AppleInsider is supported by its audience and may earn commission as an Amazon Associate and affiliate partner on qualifying purchases. These affiliate partnerships do not influence our editorial content.
Sections of the 132-page document titled "Relative Evaluation Report on S1, iPhone" were shown during Friday's proceedings as an argument that Samsung willfully copied Apple's design patents, but the entire document wasn't admitted into evidence until Tuesday.

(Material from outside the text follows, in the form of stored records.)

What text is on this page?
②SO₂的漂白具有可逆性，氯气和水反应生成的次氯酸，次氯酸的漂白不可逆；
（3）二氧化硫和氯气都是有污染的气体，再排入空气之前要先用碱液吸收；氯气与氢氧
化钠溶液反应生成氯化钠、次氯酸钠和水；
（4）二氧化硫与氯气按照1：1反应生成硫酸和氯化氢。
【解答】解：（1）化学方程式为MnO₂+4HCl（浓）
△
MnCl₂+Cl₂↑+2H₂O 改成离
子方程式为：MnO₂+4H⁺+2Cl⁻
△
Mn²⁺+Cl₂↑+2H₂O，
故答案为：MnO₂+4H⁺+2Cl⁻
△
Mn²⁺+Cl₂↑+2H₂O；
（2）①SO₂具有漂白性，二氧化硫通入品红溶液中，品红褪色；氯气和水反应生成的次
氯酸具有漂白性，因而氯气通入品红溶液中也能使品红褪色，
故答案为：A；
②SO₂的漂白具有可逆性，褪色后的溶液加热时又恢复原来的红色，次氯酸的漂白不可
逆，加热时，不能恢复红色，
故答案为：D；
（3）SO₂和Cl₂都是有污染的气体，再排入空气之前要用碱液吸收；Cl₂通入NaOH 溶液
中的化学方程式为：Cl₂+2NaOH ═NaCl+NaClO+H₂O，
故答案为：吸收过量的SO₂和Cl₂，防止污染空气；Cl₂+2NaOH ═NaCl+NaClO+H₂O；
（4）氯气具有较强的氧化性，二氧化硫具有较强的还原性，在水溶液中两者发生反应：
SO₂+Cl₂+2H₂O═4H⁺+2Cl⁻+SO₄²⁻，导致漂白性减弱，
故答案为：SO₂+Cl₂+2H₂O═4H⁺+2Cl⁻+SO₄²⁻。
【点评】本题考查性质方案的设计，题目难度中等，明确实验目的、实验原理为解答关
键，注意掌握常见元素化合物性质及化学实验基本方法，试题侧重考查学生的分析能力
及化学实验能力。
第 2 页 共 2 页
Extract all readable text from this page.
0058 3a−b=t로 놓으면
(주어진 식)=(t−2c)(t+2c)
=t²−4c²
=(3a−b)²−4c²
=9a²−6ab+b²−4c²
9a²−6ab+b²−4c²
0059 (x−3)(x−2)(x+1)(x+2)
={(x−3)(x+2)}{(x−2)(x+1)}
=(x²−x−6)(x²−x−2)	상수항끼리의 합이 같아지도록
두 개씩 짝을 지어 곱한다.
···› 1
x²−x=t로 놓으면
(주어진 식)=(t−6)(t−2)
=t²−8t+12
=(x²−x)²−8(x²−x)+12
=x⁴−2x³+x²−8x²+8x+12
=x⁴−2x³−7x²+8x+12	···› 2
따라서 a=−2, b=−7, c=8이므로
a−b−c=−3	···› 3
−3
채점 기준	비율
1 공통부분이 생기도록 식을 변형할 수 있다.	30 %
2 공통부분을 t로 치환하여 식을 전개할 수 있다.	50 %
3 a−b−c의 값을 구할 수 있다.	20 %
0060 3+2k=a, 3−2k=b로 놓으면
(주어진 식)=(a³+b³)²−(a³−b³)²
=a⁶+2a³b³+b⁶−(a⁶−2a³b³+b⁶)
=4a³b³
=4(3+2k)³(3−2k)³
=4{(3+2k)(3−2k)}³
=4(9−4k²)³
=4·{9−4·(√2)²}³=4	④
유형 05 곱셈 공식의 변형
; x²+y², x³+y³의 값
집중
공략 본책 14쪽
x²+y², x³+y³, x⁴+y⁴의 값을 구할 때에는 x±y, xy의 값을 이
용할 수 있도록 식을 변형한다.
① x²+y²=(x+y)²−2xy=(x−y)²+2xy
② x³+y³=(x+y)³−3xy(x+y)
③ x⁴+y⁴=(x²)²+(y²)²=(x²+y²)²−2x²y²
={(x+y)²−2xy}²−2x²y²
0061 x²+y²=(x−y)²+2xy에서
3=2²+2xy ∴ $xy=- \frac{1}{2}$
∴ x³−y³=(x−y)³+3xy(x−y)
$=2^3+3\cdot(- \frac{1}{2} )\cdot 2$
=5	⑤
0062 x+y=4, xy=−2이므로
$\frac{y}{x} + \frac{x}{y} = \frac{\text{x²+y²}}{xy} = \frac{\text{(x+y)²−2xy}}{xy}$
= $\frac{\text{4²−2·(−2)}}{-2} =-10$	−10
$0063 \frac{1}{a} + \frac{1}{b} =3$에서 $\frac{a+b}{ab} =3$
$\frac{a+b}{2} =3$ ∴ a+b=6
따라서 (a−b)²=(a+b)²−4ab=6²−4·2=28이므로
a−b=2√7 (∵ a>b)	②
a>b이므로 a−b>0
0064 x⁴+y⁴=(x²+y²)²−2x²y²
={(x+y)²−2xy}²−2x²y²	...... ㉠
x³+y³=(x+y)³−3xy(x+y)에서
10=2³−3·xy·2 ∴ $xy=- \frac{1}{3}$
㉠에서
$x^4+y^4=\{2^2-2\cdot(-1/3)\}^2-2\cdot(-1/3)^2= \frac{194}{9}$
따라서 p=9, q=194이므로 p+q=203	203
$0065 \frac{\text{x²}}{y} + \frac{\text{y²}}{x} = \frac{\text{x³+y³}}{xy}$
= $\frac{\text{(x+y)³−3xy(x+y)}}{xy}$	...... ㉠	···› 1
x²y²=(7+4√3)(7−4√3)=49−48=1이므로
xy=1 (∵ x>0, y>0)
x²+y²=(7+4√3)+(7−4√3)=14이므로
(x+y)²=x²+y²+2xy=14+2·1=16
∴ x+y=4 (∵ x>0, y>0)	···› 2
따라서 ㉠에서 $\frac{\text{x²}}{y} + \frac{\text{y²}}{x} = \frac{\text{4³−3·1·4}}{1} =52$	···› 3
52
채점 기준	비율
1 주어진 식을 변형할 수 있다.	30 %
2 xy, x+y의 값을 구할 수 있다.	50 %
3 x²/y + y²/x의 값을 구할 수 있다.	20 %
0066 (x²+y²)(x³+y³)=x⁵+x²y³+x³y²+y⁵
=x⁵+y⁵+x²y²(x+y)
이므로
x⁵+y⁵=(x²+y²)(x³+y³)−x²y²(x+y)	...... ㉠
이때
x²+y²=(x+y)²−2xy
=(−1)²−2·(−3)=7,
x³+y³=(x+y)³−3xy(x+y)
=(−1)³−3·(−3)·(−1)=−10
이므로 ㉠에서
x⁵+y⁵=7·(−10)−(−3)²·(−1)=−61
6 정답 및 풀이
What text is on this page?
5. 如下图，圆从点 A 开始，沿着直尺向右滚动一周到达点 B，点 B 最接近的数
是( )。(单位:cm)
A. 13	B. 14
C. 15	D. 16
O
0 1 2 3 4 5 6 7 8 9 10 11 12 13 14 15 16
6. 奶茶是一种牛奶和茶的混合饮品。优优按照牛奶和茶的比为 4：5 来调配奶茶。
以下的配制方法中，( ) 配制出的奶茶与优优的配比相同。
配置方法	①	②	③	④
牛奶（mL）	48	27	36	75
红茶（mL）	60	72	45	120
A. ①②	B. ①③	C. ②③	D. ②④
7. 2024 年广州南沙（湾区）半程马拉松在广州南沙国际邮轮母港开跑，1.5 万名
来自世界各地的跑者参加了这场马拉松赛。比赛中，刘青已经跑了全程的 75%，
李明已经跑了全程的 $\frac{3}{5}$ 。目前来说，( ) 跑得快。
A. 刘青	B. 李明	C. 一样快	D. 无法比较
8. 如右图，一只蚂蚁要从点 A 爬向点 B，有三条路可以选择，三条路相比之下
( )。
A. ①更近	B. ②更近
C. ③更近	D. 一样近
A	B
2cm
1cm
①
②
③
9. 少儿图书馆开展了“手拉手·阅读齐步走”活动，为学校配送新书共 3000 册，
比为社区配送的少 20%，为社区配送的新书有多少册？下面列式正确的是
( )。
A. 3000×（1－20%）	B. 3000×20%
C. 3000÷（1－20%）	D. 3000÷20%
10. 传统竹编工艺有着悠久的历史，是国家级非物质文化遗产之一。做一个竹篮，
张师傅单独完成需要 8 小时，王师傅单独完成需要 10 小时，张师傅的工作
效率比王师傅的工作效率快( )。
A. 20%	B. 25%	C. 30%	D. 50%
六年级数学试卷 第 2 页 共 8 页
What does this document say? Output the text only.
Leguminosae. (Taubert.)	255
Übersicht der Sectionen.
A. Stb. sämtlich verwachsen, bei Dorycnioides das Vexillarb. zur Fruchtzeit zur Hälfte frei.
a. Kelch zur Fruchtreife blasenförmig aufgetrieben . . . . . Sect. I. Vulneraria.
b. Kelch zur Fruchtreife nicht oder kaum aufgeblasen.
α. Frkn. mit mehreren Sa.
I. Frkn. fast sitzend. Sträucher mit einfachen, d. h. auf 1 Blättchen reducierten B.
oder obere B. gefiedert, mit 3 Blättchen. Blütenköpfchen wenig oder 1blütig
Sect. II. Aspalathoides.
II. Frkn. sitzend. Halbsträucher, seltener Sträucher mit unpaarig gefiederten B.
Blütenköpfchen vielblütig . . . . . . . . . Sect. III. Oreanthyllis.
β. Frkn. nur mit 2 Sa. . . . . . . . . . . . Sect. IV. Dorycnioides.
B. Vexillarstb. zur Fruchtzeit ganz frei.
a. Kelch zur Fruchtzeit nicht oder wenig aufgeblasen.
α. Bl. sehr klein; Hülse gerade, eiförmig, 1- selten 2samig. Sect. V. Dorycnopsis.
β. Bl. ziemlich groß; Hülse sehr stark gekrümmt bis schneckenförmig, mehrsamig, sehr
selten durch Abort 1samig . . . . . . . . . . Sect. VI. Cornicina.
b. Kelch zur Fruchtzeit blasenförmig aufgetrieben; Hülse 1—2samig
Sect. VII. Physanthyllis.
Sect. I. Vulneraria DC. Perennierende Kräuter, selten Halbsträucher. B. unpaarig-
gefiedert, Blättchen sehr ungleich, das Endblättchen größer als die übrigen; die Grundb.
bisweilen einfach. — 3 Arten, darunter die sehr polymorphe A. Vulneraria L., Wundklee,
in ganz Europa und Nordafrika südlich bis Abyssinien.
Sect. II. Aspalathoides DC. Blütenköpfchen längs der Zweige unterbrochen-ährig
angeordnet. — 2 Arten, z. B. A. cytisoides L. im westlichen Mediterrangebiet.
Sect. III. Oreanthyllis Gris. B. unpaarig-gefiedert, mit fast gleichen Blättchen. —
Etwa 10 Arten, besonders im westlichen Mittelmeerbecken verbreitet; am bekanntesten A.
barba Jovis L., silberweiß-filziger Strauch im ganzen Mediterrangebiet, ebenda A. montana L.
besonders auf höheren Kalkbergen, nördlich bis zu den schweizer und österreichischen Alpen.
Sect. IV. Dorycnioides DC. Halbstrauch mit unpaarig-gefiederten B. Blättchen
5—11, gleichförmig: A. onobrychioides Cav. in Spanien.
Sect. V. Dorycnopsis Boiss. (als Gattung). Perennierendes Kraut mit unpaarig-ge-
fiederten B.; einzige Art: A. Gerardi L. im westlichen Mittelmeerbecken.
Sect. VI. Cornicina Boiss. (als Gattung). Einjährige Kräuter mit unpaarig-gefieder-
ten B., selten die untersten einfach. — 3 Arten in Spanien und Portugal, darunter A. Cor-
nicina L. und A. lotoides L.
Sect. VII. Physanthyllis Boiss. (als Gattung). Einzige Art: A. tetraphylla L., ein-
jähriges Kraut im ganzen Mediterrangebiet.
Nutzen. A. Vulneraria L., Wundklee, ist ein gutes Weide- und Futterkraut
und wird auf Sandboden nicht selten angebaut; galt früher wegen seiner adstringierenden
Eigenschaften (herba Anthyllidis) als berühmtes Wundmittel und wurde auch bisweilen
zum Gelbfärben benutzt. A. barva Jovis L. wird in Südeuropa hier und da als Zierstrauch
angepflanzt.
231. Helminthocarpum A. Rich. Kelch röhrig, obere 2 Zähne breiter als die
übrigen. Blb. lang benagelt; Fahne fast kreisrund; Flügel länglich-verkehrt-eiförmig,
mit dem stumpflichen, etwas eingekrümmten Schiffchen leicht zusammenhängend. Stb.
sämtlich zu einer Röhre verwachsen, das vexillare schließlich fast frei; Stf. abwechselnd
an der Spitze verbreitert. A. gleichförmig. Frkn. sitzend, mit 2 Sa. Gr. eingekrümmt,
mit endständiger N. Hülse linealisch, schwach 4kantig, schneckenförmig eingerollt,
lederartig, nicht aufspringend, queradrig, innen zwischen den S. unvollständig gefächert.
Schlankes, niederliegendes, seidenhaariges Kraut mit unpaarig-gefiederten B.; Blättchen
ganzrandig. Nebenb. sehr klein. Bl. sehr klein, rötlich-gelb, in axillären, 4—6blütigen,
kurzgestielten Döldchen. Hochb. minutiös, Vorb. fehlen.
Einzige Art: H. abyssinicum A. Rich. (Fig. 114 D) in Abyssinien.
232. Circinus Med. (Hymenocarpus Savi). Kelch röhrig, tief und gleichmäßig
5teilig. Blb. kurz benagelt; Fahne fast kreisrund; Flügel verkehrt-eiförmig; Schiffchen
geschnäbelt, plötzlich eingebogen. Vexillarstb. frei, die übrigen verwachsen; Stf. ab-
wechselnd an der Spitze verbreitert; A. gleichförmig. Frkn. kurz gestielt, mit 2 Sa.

As reported by All Things D, the internal Samsung report was authored in 2010 by the company's engineering team which meticulously compares and contrasts the usability and design of the Galaxy S against the iPhone. Many of the results seem to be in favor of the iPhone's design implementation as Samsung's engineers offer solutions to make the Galaxy S UI operate more along the lines of iOS.
The methodical report first compares the two handsets, points out the differences and offers "Directions for improvement" which sometimes take the form of Apple's already-instituted solution. Everything from home screen icons to phone apps were studied, bringing comments ranging from fixing screen overlapping to filling empty spaces with a "loading" sign as seen in the soon-to-be defunct iOS YouTube app.
Source: Apple v. Samsung court documents
While the document itself is not a silver bullet for Apple, it does illustrate that Samsung was well aware of the iPhone's design assets and was actively comparing its own products to the handset. This does not prove that willful infringement took place, however it does at least offer a look into Samsung's operating mindset.
The Cupertino company must still prove that Samsung infringed on its asserted design patents and Tuesday's document, while powerful, is unlikely to seal the case on its own.